In accordance with the recommendation in number 5.6 of the Code 2017 or, respectively, the recommendation D.13 of the Code 2020, the members of the Supervisory Board regularly carry out efficiency evaluations or, respectively, self-assessments with regard to their work. These take place in the form of open discussions in plenary meetings, based on a corresponding questionnaire. On these annual occasions, also the complexity and the design of the presentations, as well as the meetings’ procedure and structuring are discussed. The results of the efficiency evaluations or, respectively, self-assessments carried out have shown that each of the Supervisory Board and its committees are efficiently organized and that the cooperation of the Supervisory Board and the Management Boards works very well.
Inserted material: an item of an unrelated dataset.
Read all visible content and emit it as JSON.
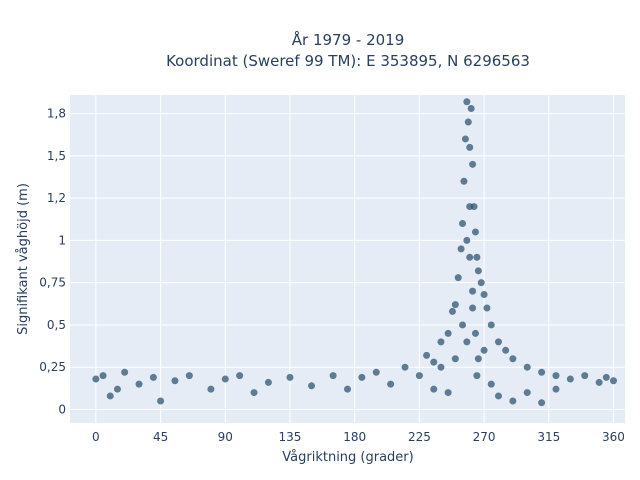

All members of the Supervisory Board have the capabilities as well as the knowledge required for the proper exercise of their duties. The Supervisory Board members are in their entirety familiar with the sector FMC AG & Co. KGaA operates in. The members of the Supervisory Board regularly update themselves via in-house sources and via external sources about the current status of supervisory requirements. In addition to the information provided to them by several external experts, also experts of the Company’s departments regularly provide reports about relevant developments, such as – for example – relevant new developments in the revision of legal rules or in jurisprudence and also about recent developments in regulations on accounting and annual auditing. In this way, the Supervisory Board, with the Company’s reasonable assistance, ensures an ongoing qualification of its members and also a further development and updating of their expertise, power of judgment and experience, which is required for the Supervisory Board including its committees to duly perform their tasks.
Details of the key activities of the Supervisory Board’s consultations in the year under review can be found in the Report by the Supervisory Board on pages 111 et seqq. of the Annual Report.